Current scoring system is too specific. User provides a membership path through group hierarchy and the protocol sums up the scores provided by the groups.
Upala already allows groups to chose their own governance and incentives models. Why not allow them to chose an arbitrary way of calculating their scores as well?
Paths
Another problem with the current setup (further called Paths) is that groups have to publish scores on-chain individually for every user. Most likely, groups will pass this burden to users soon or later. So users will have to push every score change on-chain. That is far from user-friendly.
We can bring Merkle score drop to the protocol level!
It will allow score drop for users. A group will only need to publish Merkle tree off-chain and its root on-chain and the scores will be instantly available to all users - no UI for users. The interface for DApps (score consumers) and score providers will be more uniform and thus simpler to develop. And maybe most importantly Merkle score drop will allow a lot more privacy. As groups may keep their Merkle trees available to their members only (approved users). The main drawback of the approach is that it requires off-chain storage solution from day one.
Merkle drop is used as a specific example of the new approach. The approach in general is to allow groups to assign scores off-chain and publish a validator on-chain (in Merkle case - the root hash), and require users to prove their score on-chain (in Merkle case - the merkle proof). Probably there is a more efficient algorithm then Merkle (some zero knowledge magic?). If you know one, please let me know.
No score on chain! No membership too. Groups can decide to provide access to merkle trees only to members!

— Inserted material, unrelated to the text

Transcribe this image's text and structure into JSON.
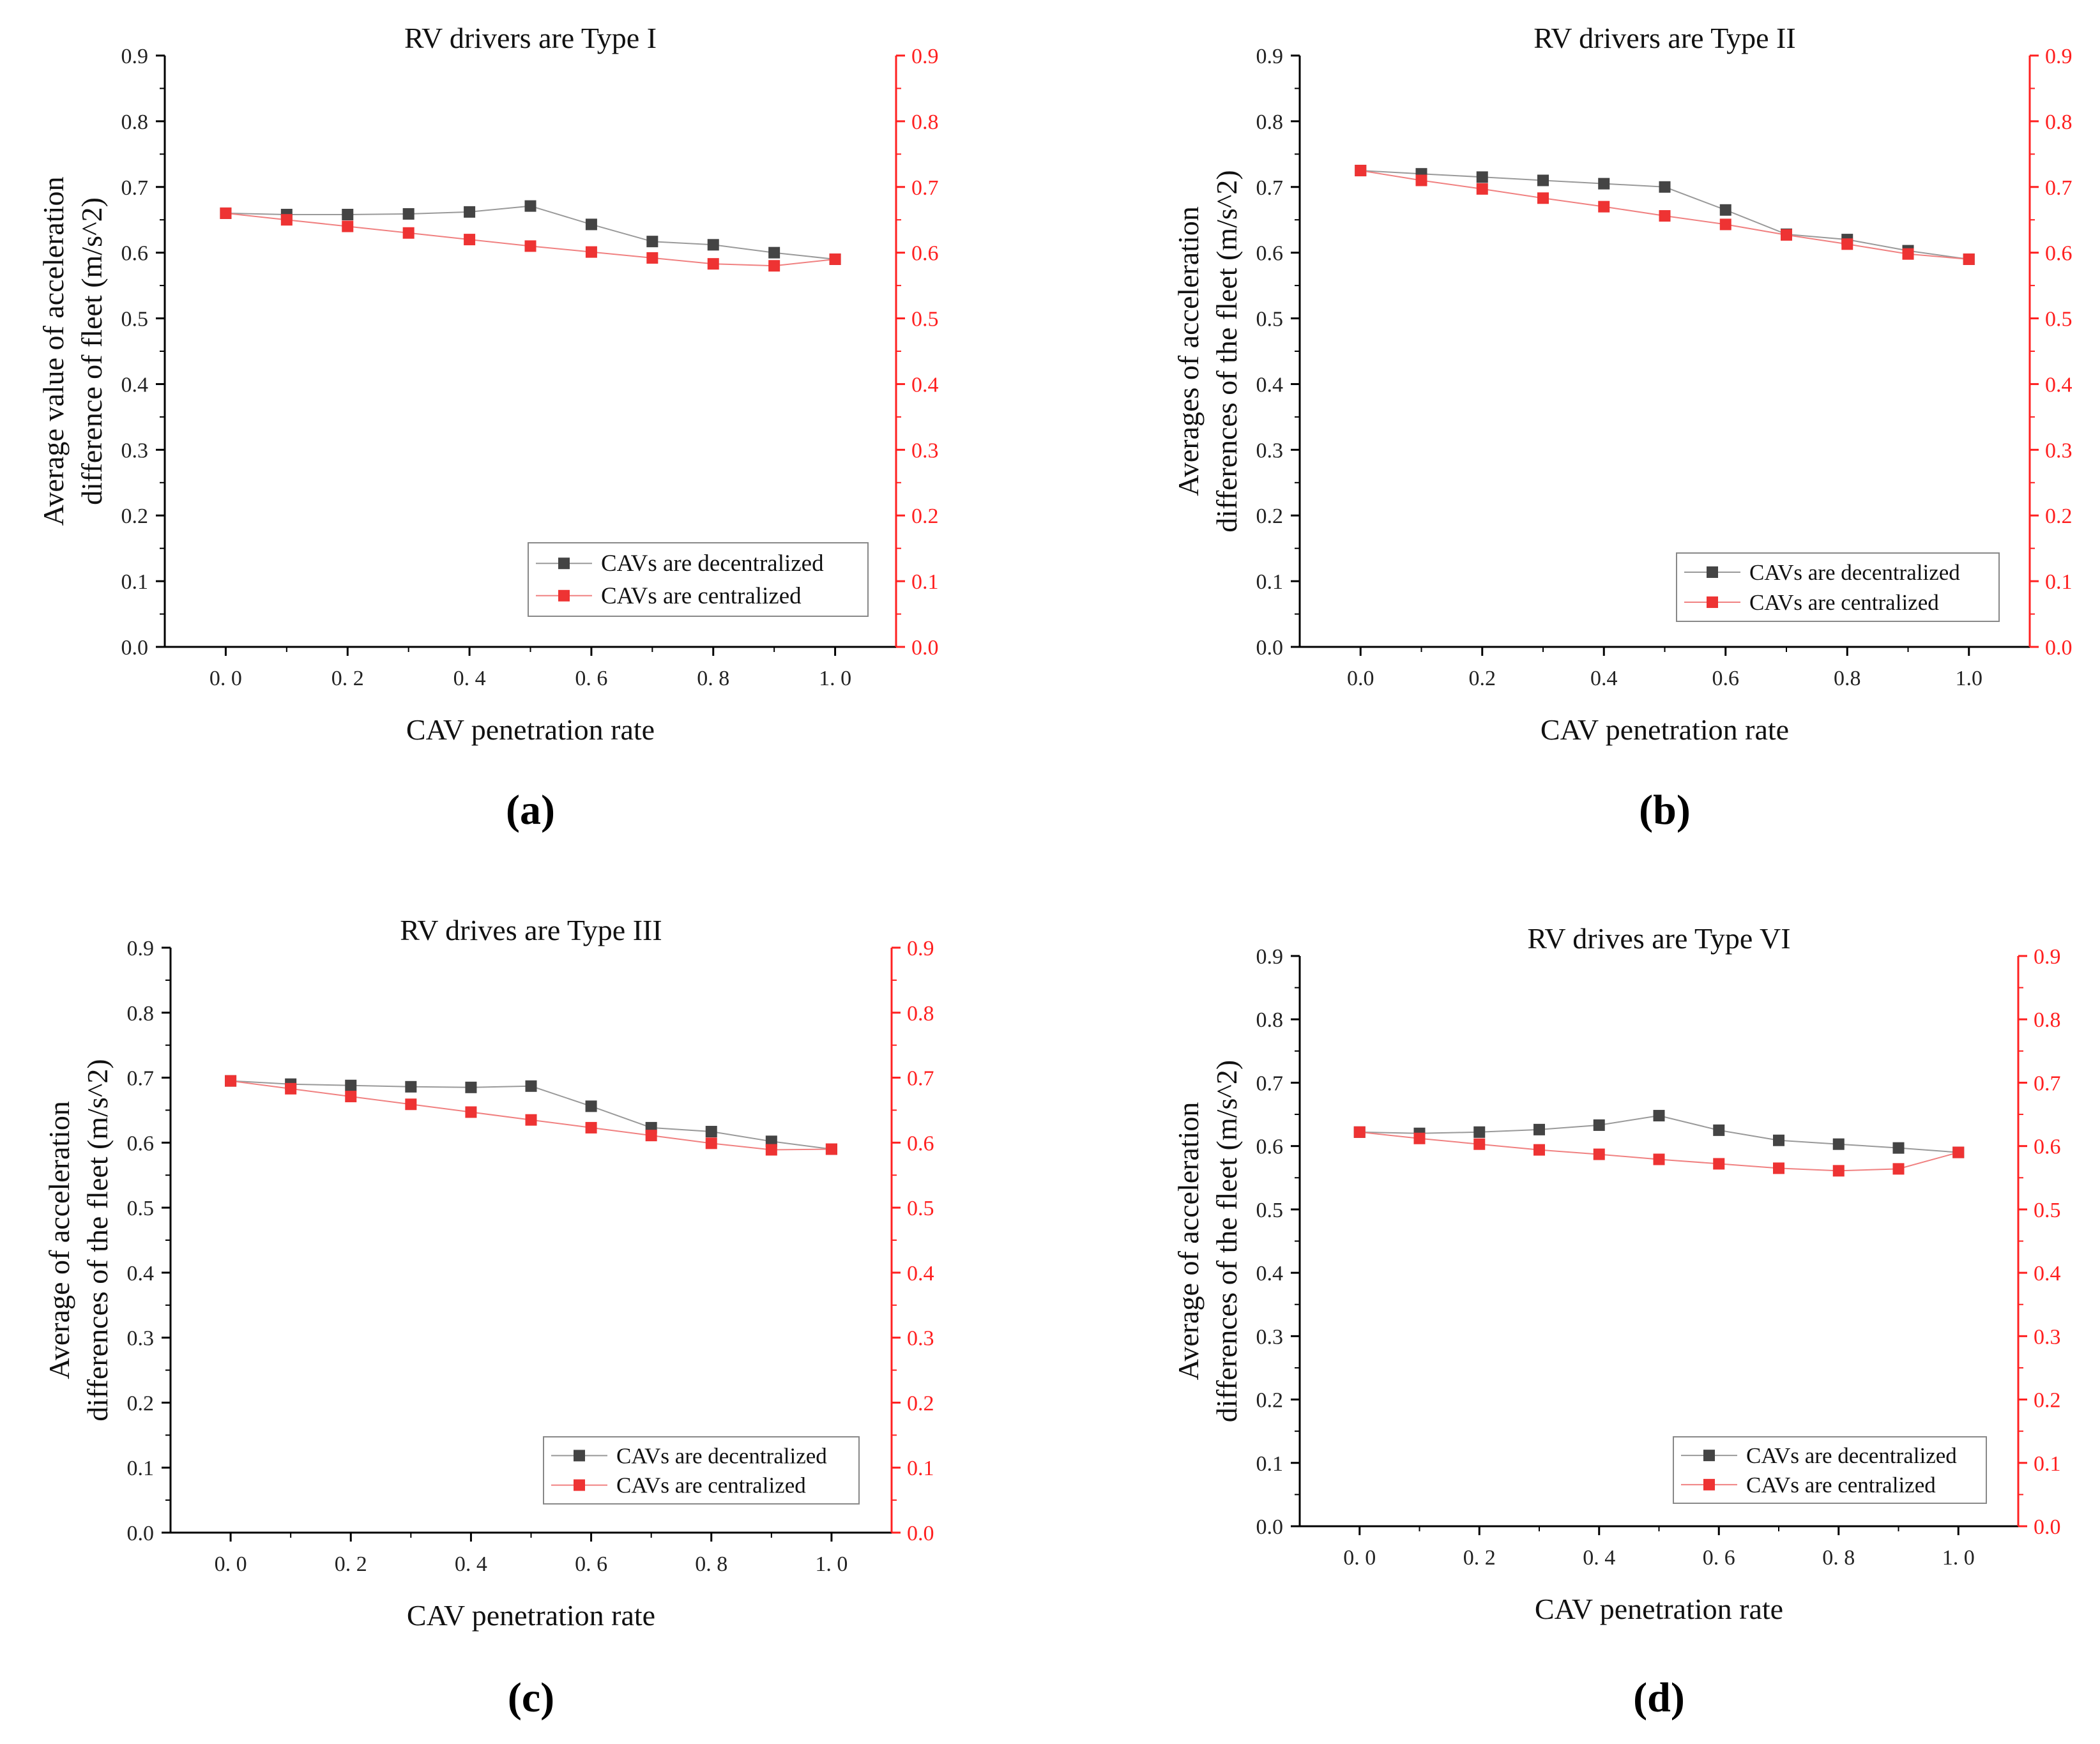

A group can chose any score computation technique with any complexity (i.e. far beyond on-chain capacity). The current method of score calculation would be just a subset of all other possibilities.
Paths. Sum up scores through group hierarchy - the only way.
Merkle. Require a user to be a member of specific groups and provide a predefined score - just an example, any logic is possible. Paths are not needed.
Groups may decide on how they would share explosion risks. The current (paths) logic can be implemented by groups using sharing pools (to be explored) or through IOU explosion scheme.